Outros Requisitos. É evidente que os requisitos gerais aplicáveis a todas as excludentes de ilicitude também devem estar presentes no consentimento do ofendido. Diz-se, portanto, do (contestado e controvertido) requisito subjetivo de justificação e da proibição do excesso.
O primeiro — requisito subjetivo das excludentes — diz respeito à necessidade de o agente saber que atua em e por causa de situação justificante. Assim, para que a lesão a bem jurídico disponível seja considerada lícita é necessário que o agente tenha consciência de que atua amparado por consentimento do ofendido.

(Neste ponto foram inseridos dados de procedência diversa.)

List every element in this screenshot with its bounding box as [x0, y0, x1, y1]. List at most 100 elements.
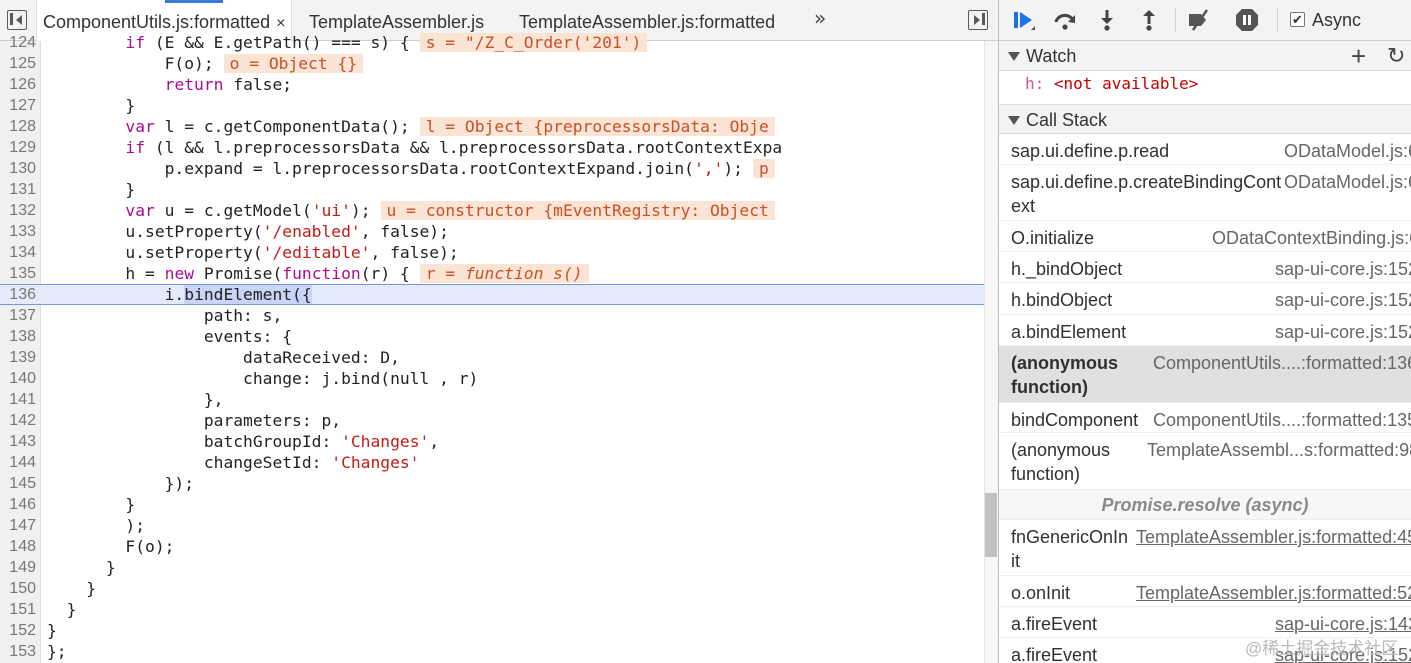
code-line[interactable]: 144 changeSetId: 'Changes': [0, 452, 984, 473]
call-frame-location[interactable]: ComponentUtils....:formatted:135: [1153, 408, 1411, 432]
call-frame-location[interactable]: sap-ui-core.js:152: [1275, 257, 1411, 281]
step-out-icon[interactable]: [1137, 8, 1161, 32]
line-number[interactable]: 138: [0, 326, 41, 347]
call-frame-location[interactable]: ODataContextBinding.js:6: [1212, 226, 1411, 250]
call-frame-location[interactable]: ComponentUtils....:formatted:136: [1153, 351, 1411, 375]
call-frame[interactable]: h._bindObject sap-ui-core.js:152: [999, 252, 1411, 283]
line-number[interactable]: 125: [0, 53, 41, 74]
code-line[interactable]: 125 F(o); o = Object {}: [0, 53, 984, 74]
call-frame[interactable]: O.initialize ODataContextBinding.js:6: [999, 221, 1411, 252]
line-number[interactable]: 130: [0, 158, 41, 179]
call-frame-location[interactable]: ODataModel.js:6: [1284, 139, 1411, 163]
toggle-debugger-icon[interactable]: [968, 10, 988, 30]
line-number[interactable]: 146: [0, 494, 41, 515]
call-frame-location[interactable]: ODataModel.js:6: [1284, 170, 1411, 194]
code-line[interactable]: 139 dataReceived: D,: [0, 347, 984, 368]
line-number[interactable]: 129: [0, 137, 41, 158]
code-line[interactable]: 130 p.expand = l.preprocessorsData.rootC…: [0, 158, 984, 179]
line-number[interactable]: 139: [0, 347, 41, 368]
pause-on-exceptions-icon[interactable]: [1235, 8, 1259, 32]
call-frame-location[interactable]: TemplateAssembl...s:formatted:98: [1147, 438, 1411, 462]
line-number[interactable]: 132: [0, 200, 41, 221]
code-line[interactable]: 132 var u = c.getModel('ui'); u = constru…: [0, 200, 984, 221]
code-line[interactable]: 124 if (E && E.getPath() === s) {s = "/Z…: [0, 32, 984, 53]
code-line[interactable]: 131 }: [0, 179, 984, 200]
call-frame[interactable]: sap.ui.define.p.createBindingCont ext ODa…: [999, 165, 1411, 221]
call-frame-location[interactable]: TemplateAssembler.js:formatted:52: [1136, 581, 1411, 605]
code-line[interactable]: 140 change: j.bind(null , r): [0, 368, 984, 389]
call-frame[interactable]: a.bindElement sap-ui-core.js:152: [999, 315, 1411, 346]
line-number[interactable]: 148: [0, 536, 41, 557]
code-line[interactable]: 129 if (l && l.preprocessorsData && l.pr…: [0, 137, 984, 158]
call-frame[interactable]: fnGenericOnIn it TemplateAssembler.js:for…: [999, 520, 1411, 576]
line-number[interactable]: 145: [0, 473, 41, 494]
line-number[interactable]: 152: [0, 620, 41, 641]
line-number[interactable]: 153: [0, 641, 41, 662]
line-number[interactable]: 134: [0, 242, 41, 263]
code-line[interactable]: 150 }: [0, 578, 984, 599]
close-tab-icon[interactable]: ×: [276, 15, 285, 32]
line-number[interactable]: 133: [0, 221, 41, 242]
call-frame[interactable]: h.bindObject sap-ui-core.js:152: [999, 283, 1411, 315]
line-number[interactable]: 140: [0, 368, 41, 389]
line-number[interactable]: 141: [0, 389, 41, 410]
line-number[interactable]: 127: [0, 95, 41, 116]
code-line[interactable]: 128 var l = c.getComponentData(); l = Obj…: [0, 116, 984, 137]
line-number[interactable]: 144: [0, 452, 41, 473]
refresh-watch-icon[interactable]: ↻: [1387, 41, 1405, 71]
code-line[interactable]: 135 h = new Promise(function(r) {r = fun…: [0, 263, 984, 284]
add-watch-button[interactable]: +: [1351, 41, 1366, 71]
call-frame-selected[interactable]: (anonymous function) ComponentUtils....:f…: [999, 346, 1411, 403]
watch-expression[interactable]: h: <not available>: [1025, 74, 1198, 93]
code-line[interactable]: 145 });: [0, 473, 984, 494]
code-line[interactable]: 152}: [0, 620, 984, 641]
code-scrollbar[interactable]: [984, 41, 998, 663]
line-number[interactable]: 135: [0, 263, 41, 284]
code-line[interactable]: 126 return false;: [0, 74, 984, 95]
step-into-icon[interactable]: [1095, 8, 1119, 32]
line-number[interactable]: 126: [0, 74, 41, 95]
code-line[interactable]: 141 },: [0, 389, 984, 410]
more-tabs-button[interactable]: »: [814, 6, 826, 30]
watch-section-header[interactable]: Watch + ↻: [999, 41, 1411, 71]
call-frame[interactable]: bindComponent ComponentUtils....:formatte…: [999, 403, 1411, 433]
code-line[interactable]: 134 u.setProperty('/editable', false);: [0, 242, 984, 263]
code-line[interactable]: 143 batchGroupId: 'Changes',: [0, 431, 984, 452]
code-line[interactable]: 142 parameters: p,: [0, 410, 984, 431]
deactivate-breakpoints-icon[interactable]: [1187, 8, 1211, 32]
code-line[interactable]: 149 }: [0, 557, 984, 578]
code-line[interactable]: 146 }: [0, 494, 984, 515]
code-line[interactable]: 133 u.setProperty('/enabled', false);: [0, 221, 984, 242]
step-over-icon[interactable]: [1053, 8, 1077, 32]
code-line[interactable]: 148 F(o);: [0, 536, 984, 557]
line-number[interactable]: 137: [0, 305, 41, 326]
line-number[interactable]: 142: [0, 410, 41, 431]
line-number[interactable]: 150: [0, 578, 41, 599]
call-stack-section-header[interactable]: Call Stack: [999, 104, 1411, 134]
call-frame-location[interactable]: sap-ui-core.js:152: [1275, 320, 1411, 344]
paused-code-line[interactable]: 136 i.bindElement({: [0, 284, 984, 305]
toggle-navigator-icon[interactable]: [7, 10, 27, 30]
call-frame[interactable]: (anonymous function) TemplateAssembl...s:…: [999, 433, 1411, 490]
line-number[interactable]: 124: [0, 32, 41, 53]
async-checkbox[interactable]: ✔: [1290, 12, 1305, 27]
call-frame-location[interactable]: sap-ui-core.js:152: [1275, 288, 1411, 312]
call-frame[interactable]: o.onInit TemplateAssembler.js:formatted:5…: [999, 576, 1411, 607]
line-number[interactable]: 151: [0, 599, 41, 620]
line-number[interactable]: 147: [0, 515, 41, 536]
line-number[interactable]: 128: [0, 116, 41, 137]
call-frame[interactable]: sap.ui.define.p.read ODataModel.js:6: [999, 134, 1411, 165]
line-number[interactable]: 143: [0, 431, 41, 452]
call-frame-location[interactable]: sap-ui-core.js:143: [1275, 612, 1411, 636]
line-number[interactable]: 131: [0, 179, 41, 200]
code-line[interactable]: 137 path: s,: [0, 305, 984, 326]
code-line[interactable]: 147 );: [0, 515, 984, 536]
resume-icon[interactable]: [1011, 8, 1035, 32]
line-number[interactable]: 149: [0, 557, 41, 578]
code-scrollbar-thumb[interactable]: [985, 493, 997, 557]
code-line[interactable]: 151 }: [0, 599, 984, 620]
code-line[interactable]: 138 events: {: [0, 326, 984, 347]
code-line[interactable]: 153};: [0, 641, 984, 662]
code-area[interactable]: 124 if (E && E.getPath() === s) {s = "/Z…: [0, 33, 984, 663]
call-frame-location[interactable]: TemplateAssembler.js:formatted:45: [1136, 525, 1411, 549]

Destaque-se, no entanto, que alguns doutrinadores sustentam a desnecessidade de requisito subjetivo nas excludentes de ilicitude; para estes, bastaria a comprovação dos pressupostos objetivos.
No que toca à proibição de excesso, tem-se que a conduta do sujeito deve sempre respeitar os limites impostos pela causa justificante. Se o agente ultrapassar a seara do consentido pelo ofendido, desvaliosa será a sua conduta, uma vez que violadora da finalidade protetiva do sistema legal, e, portanto, passível de censura quanto ao excesso (leia-se: sujeito à responsabilização pela conduta que extrapola o limite do justificado).